- A França enfrenta protestos contra o governo e cortes orçamentários, com a terceira jornada de mobilizações ocorrendo em 2 de outubro.
- Mais de meio milhão de pessoas participaram, segundo a Confederación General del Trabajo (CGT), enquanto o Ministério do Interior estima cerca de 190 mil manifestantes.
- O novo primeiro-ministro, Sébastien Lecornu, ainda não formou seu gabinete nem apresentou orçamentos, aumentando a insatisfação popular.
- Os sindicatos, liderados pela CGT, pedem mudanças na política de austeridade do presidente Emmanuel Macron e uma nova reforma nas pensões.
- Em Marselha, a polícia prendeu 70 pessoas que tentaram bloquear uma fábrica, mas a maioria das manifestações tem sido pacífica.
França vive uma onda de protestos contra o governo e os cortes orçamentários, com a terceira jornada de mobilizações ocorrendo nesta quinta-feira, 2 de outubro. Mais de meio milhão de pessoas se reuniram, segundo a Confederación General del Trabajo (CGT), embora o Ministério do Interior estime que o número seja de 190 mil. As manifestações começaram em setembro após uma reunião sem resultados entre sindicatos e o governo anterior.
O novo primeiro-ministro, Sébastien Lecornu, ainda não formou seu gabinete nem apresentou os orçamentos, o que intensifica a insatisfação popular. Os sindicatos, liderados pela CGT, exigem mudanças na política de austeridade do presidente Emmanuel Macron. A secretária geral da CGT, Sophie Binet, afirmou que as mobilizações refletem a necessidade de uma revisão das políticas do governo. “O problema não é Lecornu, mas Macron, que não oferece condições para a esquerda governar”, declarou Binet durante a manifestação em Paris.
Contexto das Mobilizações
As manifestações têm se intensificado com o objetivo de pressionar o governo por uma nova reforma nas pensões e um aumento do poder aquisitivo.
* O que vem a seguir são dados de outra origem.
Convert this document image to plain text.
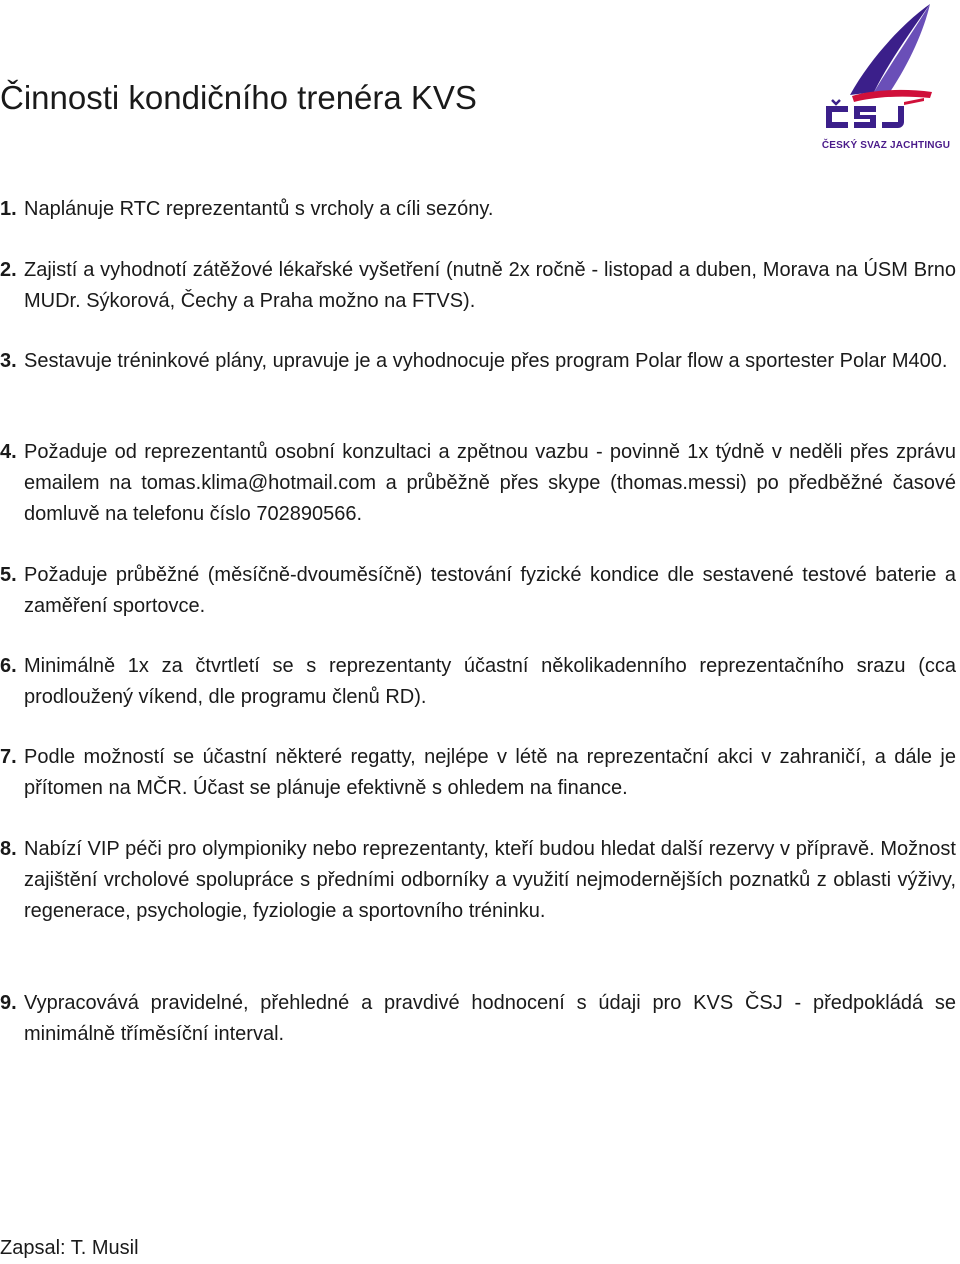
Činnosti kondičního trenéra KVS
ČESKÝ SVAZ JACHTINGU
1. Naplánuje RTC reprezentantů s vrcholy a cíli sezóny.
2. Zajistí a vyhodnotí zátěžové lékařské vyšetření (nutně 2x ročně - listopad a duben, Morava na ÚSM Brno MUDr. Sýkorová, Čechy a Praha možno na FTVS).
3. Sestavuje tréninkové plány, upravuje je a vyhodnocuje přes program Polar flow a sportester Polar M400.
4. Požaduje od reprezentantů osobní konzultaci a zpětnou vazbu - povinně 1x týdně v neděli přes zprávu emailem na tomas.klima@hotmail.com a průběžně přes skype (thomas.messi) po předběžné časové domluvě na telefonu číslo 702890566.
5. Požaduje průběžné (měsíčně-dvouměsíčně) testování fyzické kondice dle sestavené testové baterie a zaměření sportovce.
6. Minimálně 1x za čtvrtletí se s reprezentanty účastní několikadenního reprezentačního srazu (cca prodloužený víkend, dle programu členů RD).
7. Podle možností se účastní některé regatty, nejlépe v létě na reprezentační akci v zahraničí, a dále je přítomen na MČR. Účast se plánuje efektivně s ohledem na finance.
8. Nabízí VIP péči pro olympioniky nebo reprezentanty, kteří budou hledat další rezervy v přípravě. Možnost zajištění vrcholové spolupráce s předními odborníky a využití nejmodernějších poznatků z oblasti výživy, regenerace, psychologie, fyziologie a sportovního tréninku.
9. Vypracovává pravidelné, přehledné a pravdivé hodnocení s údaji pro KVS ČSJ - předpokládá se minimálně tříměsíční interval.
Zapsal: T. Musil
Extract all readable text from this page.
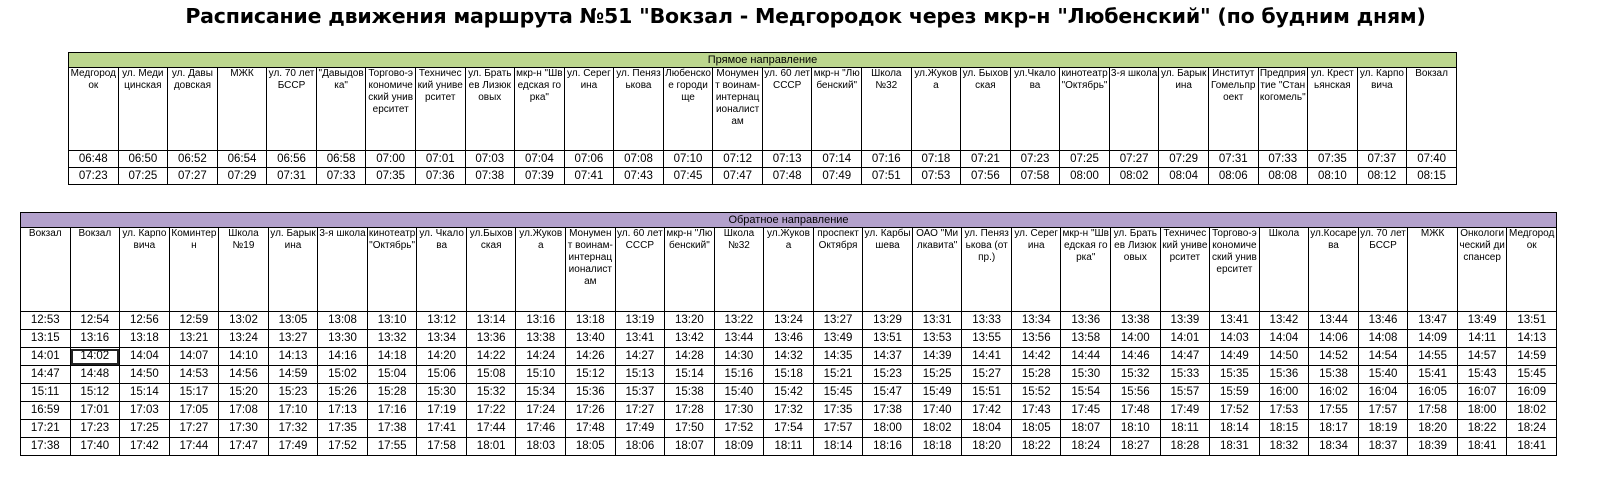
Расписание движения маршрута №51 "Вокзал - Медгородок через мкр-н "Любенский" (по будним дням)
Прямое направление																											
Медгородок	ул. Медицинская	ул. Давыдовская	МЖК	ул. 70 лет БССР	"Давыдовка"	Торгово-экономический университет	Технический университет	ул. Братьев Лизюковых	мкр-н "Шведская горка"	ул. Серегина	ул. Пенязькова	Любенское городище	Монумент воинам-интернационалистам	ул. 60 лет СССР	мкр-н "Любенский"	Школа №32	ул.Жукова	ул. Быховская	ул.Чкалова	кинотеатр "Октябрь"	3-я школа	ул. Барыкина	Институт Гомельпроект	Предприятие "Станкогомель"	ул. Крестьянская	ул. Карповича	Вокзал
06:48	06:50	06:52	06:54	06:56	06:58	07:00	07:01	07:03	07:04	07:06	07:08	07:10	07:12	07:13	07:14	07:16	07:18	07:21	07:23	07:25	07:27	07:29	07:31	07:33	07:35	07:37	07:40
07:23	07:25	07:27	07:29	07:31	07:33	07:35	07:36	07:38	07:39	07:41	07:43	07:45	07:47	07:48	07:49	07:51	07:53	07:56	07:58	08:00	08:02	08:04	08:06	08:08	08:10	08:12	08:15
Обратное направление																														
Вокзал	Вокзал	ул. Карповича	Коминтерн	Школа №19	ул. Барыкина	3-я школа	кинотеатр "Октябрь"	ул. Чкалова	ул.Быховская	ул.Жукова	Монумент воинам-интернационалистам	ул. 60 лет СССР	мкр-н "Любенский"	Школа №32	ул.Жукова	проспект Октября	ул. Карбышева	ОАО "Милкавита"	ул. Пенязькова (отпр.)	ул. Серегина	мкр-н "Шведская горка"	ул. Братьев Лизюковых	Технический университет	Торгово-экономический университет	Школа	ул.Косарева	ул. 70 лет БССР	МЖК	Онкологический диспансер	Медгородок
12:53	12:54	12:56	12:59	13:02	13:05	13:08	13:10	13:12	13:14	13:16	13:18	13:19	13:20	13:22	13:24	13:27	13:29	13:31	13:33	13:34	13:36	13:38	13:39	13:41	13:42	13:44	13:46	13:47	13:49	13:51
13:15	13:16	13:18	13:21	13:24	13:27	13:30	13:32	13:34	13:36	13:38	13:40	13:41	13:42	13:44	13:46	13:49	13:51	13:53	13:55	13:56	13:58	14:00	14:01	14:03	14:04	14:06	14:08	14:09	14:11	14:13
14:01	14:02	14:04	14:07	14:10	14:13	14:16	14:18	14:20	14:22	14:24	14:26	14:27	14:28	14:30	14:32	14:35	14:37	14:39	14:41	14:42	14:44	14:46	14:47	14:49	14:50	14:52	14:54	14:55	14:57	14:59
14:47	14:48	14:50	14:53	14:56	14:59	15:02	15:04	15:06	15:08	15:10	15:12	15:13	15:14	15:16	15:18	15:21	15:23	15:25	15:27	15:28	15:30	15:32	15:33	15:35	15:36	15:38	15:40	15:41	15:43	15:45
15:11	15:12	15:14	15:17	15:20	15:23	15:26	15:28	15:30	15:32	15:34	15:36	15:37	15:38	15:40	15:42	15:45	15:47	15:49	15:51	15:52	15:54	15:56	15:57	15:59	16:00	16:02	16:04	16:05	16:07	16:09
16:59	17:01	17:03	17:05	17:08	17:10	17:13	17:16	17:19	17:22	17:24	17:26	17:27	17:28	17:30	17:32	17:35	17:38	17:40	17:42	17:43	17:45	17:48	17:49	17:52	17:53	17:55	17:57	17:58	18:00	18:02
17:21	17:23	17:25	17:27	17:30	17:32	17:35	17:38	17:41	17:44	17:46	17:48	17:49	17:50	17:52	17:54	17:57	18:00	18:02	18:04	18:05	18:07	18:10	18:11	18:14	18:15	18:17	18:19	18:20	18:22	18:24
17:38	17:40	17:42	17:44	17:47	17:49	17:52	17:55	17:58	18:01	18:03	18:05	18:06	18:07	18:09	18:11	18:14	18:16	18:18	18:20	18:22	18:24	18:27	18:28	18:31	18:32	18:34	18:37	18:39	18:41	18:41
Desde o início dos protestos, mais de 240 atos foram registrados em todo o país. Embora as primeiras mobilizações em setembro tenham atraído mais de um milhão de participantes, a adesão tem diminuído nas últimas semanas.
Em Marselha, a polícia prendeu 70 pessoas que tentaram bloquear uma fábrica, refletindo a tensão nas ruas. Apesar de algumas intervenções policiais, a maioria das manifestações tem sido pacífica. Os manifestantes também levantaram bandeiras em apoio à Palestina e expressaram descontentamento com a administração de Macron.
A CGT continua a convocar os trabalhadores a se mobilizarem, enfatizando a defesa dos direitos e da qualidade de vida. “Nos mobilizamos para defender nossos direitos e nossa qualidade de vida”, reiterou Binet, reforçando a urgência de um diálogo entre o governo e os sindicatos.